PASADENA, Calif. (AP) -- Automated alerts from the fledgling West Coast earthquake early warning system are ready to be used broadly by businesses, utilities, schools and other entities but not for mass public notification, officials said Wednesday.
"We're making a large change from a production prototype in pilot mode to an open-for-business operational mode," Doug Given, earthquake early warning coordinator for the U.S. Geological Survey, told a press conference at the California Institute of Technology.
The system being built for California, Oregon and Washington detects that an earthquake is occurring, quickly analyzes the data and sends out alerts that may give warnings of several seconds to a minute before strong shaking arrives at locations away from the epicenter.
That can be enough time to automatically slow trains, stop industrial processes, start backup generators, pause a surgery or send students scrambling for protection under desks and table.
Pilot programs involving select users have been underway for several years.
"The system is not yet finished, it's not complete, there is a lot of work to be done, however there is a lot of capability in the system as it exists today to the point it can definitely be used," Given said.
The sensor network is about 50 percent complete and funding has been secured to complete it in California in the next two years and get two-thirds of the way built out in the Pacific Northwest, he said.
Another key development occurred Sept. 28 when a new generation of ShakeAlert software was deployed.
Given said among its important improvements is reduction of false and missed alerts. False alerts typically have occurred when a large quake elsewhere in the world is detected by a sensor and is mistaken for a local temblor.
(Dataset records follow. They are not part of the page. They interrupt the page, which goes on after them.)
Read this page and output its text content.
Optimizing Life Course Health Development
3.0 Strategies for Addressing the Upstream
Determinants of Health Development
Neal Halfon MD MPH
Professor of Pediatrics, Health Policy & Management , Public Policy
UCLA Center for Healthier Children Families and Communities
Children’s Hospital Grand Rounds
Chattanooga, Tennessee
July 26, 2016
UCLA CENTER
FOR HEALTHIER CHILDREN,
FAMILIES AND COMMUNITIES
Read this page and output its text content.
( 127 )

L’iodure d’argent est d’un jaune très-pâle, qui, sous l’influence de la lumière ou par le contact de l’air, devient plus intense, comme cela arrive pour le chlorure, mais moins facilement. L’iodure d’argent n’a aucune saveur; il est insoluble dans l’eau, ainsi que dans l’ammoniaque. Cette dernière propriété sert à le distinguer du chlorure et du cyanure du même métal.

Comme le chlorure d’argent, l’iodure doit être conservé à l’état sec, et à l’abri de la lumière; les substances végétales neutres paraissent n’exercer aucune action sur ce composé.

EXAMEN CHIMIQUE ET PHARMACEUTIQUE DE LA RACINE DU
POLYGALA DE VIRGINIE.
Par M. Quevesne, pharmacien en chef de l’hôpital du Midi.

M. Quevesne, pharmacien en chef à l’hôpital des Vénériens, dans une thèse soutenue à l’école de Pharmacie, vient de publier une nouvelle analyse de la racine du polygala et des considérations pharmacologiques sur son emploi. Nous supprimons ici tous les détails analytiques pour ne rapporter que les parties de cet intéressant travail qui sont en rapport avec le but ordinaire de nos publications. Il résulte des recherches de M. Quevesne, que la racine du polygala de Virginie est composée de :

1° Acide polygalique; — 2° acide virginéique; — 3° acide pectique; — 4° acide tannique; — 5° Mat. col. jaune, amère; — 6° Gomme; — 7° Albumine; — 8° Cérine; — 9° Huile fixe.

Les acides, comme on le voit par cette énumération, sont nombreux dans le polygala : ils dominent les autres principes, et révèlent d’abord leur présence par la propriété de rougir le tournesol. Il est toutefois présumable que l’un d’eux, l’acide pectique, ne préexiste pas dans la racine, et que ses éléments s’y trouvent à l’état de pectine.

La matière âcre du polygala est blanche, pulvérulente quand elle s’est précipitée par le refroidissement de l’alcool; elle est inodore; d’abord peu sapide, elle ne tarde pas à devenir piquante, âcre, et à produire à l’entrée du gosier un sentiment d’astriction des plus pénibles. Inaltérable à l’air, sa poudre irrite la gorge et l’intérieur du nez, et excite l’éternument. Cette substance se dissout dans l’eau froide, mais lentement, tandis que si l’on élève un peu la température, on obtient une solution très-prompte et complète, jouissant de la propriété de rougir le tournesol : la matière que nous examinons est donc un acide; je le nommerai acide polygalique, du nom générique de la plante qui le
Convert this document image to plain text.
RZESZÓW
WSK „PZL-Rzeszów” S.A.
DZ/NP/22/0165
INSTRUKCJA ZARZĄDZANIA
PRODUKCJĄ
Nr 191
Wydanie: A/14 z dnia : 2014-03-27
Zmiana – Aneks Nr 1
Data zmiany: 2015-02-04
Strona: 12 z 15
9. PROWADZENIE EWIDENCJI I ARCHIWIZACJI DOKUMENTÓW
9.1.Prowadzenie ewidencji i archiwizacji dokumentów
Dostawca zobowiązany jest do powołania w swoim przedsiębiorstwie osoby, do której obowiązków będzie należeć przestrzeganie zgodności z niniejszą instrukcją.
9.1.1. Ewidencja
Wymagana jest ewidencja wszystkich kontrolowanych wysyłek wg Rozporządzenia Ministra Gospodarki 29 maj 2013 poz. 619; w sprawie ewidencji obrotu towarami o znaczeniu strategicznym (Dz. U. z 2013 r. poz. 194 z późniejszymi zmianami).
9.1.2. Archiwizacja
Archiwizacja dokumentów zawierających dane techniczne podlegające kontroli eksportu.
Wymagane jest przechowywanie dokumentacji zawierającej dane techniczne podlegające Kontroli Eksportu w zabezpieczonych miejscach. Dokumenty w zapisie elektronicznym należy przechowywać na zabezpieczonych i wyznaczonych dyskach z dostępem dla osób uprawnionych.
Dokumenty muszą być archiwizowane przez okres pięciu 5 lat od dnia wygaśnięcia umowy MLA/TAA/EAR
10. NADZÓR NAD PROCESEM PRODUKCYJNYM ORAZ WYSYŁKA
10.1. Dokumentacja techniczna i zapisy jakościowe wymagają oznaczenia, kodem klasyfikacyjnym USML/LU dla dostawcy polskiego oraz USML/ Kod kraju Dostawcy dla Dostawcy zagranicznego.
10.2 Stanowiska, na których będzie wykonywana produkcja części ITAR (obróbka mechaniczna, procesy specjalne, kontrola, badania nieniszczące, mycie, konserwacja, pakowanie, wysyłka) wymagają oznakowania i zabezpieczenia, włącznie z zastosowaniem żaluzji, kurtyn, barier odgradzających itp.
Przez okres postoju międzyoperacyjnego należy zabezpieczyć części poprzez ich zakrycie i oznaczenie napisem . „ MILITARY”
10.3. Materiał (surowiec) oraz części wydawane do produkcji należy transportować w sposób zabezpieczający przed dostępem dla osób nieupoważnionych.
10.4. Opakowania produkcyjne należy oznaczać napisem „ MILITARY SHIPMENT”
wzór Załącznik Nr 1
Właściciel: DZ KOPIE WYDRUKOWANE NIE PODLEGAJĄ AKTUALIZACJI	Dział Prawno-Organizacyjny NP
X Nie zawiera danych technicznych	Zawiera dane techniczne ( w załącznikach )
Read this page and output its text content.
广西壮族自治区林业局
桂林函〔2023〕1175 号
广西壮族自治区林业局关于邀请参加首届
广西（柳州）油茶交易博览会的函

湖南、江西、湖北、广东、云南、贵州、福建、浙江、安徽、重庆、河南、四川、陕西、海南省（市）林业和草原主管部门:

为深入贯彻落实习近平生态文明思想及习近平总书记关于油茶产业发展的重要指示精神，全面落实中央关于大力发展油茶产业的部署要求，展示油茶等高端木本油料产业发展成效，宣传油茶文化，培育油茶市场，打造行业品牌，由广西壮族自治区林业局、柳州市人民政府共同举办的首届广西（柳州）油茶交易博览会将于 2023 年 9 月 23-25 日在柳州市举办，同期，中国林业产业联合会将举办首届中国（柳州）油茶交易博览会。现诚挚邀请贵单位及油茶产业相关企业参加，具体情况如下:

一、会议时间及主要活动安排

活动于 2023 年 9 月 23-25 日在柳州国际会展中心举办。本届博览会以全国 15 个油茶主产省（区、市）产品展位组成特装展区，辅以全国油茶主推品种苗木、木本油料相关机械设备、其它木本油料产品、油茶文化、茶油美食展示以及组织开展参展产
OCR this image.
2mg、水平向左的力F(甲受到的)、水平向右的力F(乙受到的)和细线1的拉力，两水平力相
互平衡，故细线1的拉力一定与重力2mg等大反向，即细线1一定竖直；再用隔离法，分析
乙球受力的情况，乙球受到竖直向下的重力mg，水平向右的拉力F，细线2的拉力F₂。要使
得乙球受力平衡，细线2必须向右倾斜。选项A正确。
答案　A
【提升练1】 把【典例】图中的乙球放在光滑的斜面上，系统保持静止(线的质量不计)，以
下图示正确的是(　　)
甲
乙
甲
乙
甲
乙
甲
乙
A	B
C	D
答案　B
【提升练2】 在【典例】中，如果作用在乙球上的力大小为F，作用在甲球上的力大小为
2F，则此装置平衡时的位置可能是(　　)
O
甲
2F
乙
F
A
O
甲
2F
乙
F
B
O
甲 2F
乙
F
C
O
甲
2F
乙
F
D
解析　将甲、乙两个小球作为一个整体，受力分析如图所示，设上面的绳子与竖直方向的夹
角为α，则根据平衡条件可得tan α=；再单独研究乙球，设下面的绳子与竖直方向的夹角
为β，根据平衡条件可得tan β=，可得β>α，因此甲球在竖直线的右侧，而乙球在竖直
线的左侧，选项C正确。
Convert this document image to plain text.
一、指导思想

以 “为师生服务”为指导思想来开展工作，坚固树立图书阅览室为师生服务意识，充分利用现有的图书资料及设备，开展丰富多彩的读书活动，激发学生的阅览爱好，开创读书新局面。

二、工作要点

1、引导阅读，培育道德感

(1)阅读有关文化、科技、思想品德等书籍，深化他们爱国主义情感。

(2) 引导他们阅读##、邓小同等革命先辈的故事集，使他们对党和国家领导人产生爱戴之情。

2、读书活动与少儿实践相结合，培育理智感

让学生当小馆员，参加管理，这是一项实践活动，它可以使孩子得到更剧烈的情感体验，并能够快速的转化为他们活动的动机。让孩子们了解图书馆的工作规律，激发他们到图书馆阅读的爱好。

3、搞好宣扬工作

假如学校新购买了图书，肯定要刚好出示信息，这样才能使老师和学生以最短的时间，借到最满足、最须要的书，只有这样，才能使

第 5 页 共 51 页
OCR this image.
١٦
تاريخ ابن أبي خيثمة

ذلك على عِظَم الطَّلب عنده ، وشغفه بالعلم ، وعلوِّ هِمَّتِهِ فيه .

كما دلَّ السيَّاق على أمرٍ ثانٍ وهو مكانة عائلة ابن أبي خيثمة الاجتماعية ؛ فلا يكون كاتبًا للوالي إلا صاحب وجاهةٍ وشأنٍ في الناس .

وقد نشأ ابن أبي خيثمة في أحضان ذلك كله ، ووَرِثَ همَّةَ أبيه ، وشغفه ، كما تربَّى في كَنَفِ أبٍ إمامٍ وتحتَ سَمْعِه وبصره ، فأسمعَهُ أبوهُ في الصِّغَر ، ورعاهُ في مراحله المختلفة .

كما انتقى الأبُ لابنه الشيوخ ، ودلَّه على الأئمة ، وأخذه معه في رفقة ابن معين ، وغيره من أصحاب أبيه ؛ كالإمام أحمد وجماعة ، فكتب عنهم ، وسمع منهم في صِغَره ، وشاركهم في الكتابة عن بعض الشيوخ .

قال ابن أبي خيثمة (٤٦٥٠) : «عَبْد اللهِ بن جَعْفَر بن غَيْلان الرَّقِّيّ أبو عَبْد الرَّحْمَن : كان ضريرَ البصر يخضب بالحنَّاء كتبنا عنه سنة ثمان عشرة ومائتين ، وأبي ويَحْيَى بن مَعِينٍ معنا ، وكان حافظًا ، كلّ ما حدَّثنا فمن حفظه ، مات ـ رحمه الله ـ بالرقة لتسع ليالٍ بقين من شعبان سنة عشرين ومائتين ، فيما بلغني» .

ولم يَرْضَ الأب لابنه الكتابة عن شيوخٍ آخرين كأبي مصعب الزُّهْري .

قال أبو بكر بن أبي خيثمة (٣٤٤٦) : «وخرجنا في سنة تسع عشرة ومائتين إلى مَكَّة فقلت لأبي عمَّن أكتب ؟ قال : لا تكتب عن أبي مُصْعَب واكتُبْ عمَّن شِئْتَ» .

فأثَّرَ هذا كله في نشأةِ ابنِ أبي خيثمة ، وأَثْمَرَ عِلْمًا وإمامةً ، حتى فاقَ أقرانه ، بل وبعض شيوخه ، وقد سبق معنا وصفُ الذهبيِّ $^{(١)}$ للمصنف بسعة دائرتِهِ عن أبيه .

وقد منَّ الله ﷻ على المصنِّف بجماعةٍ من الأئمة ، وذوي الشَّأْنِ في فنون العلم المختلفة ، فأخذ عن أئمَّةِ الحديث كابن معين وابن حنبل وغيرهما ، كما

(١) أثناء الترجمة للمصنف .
"The system performs now much better than it did in the past to the point where it is much more reliable," he said.
Officials now want to open ShakeAlert to a wide array of applications and are encouraging potential users to contact the USGS.
That doesn't yet include mass public notifications for several reasons, including the fact that current cellphone technology is too slow for timely delivery of notifications.
"Most folks expect to get the alerts on their phone and that is of course is the preferred way that we'd like to get it into everybody's hands," Given said. "Unfortunately the technology that is built into your phone to send you notifications was not designed with earthquake early warning in mind."
Rep. Adam Schiff, D-Calif., who has championed funding of the system, said it will also be important to make sure people know what the alerts mean, what to do when they get them, what not to do and to understand there may be false alarms.
"The education component is going to be very, very important, but this is a wonderful milestone," he said. "We can now see the end, I hope, in two or three years where the system is fully built out and funded and in operation."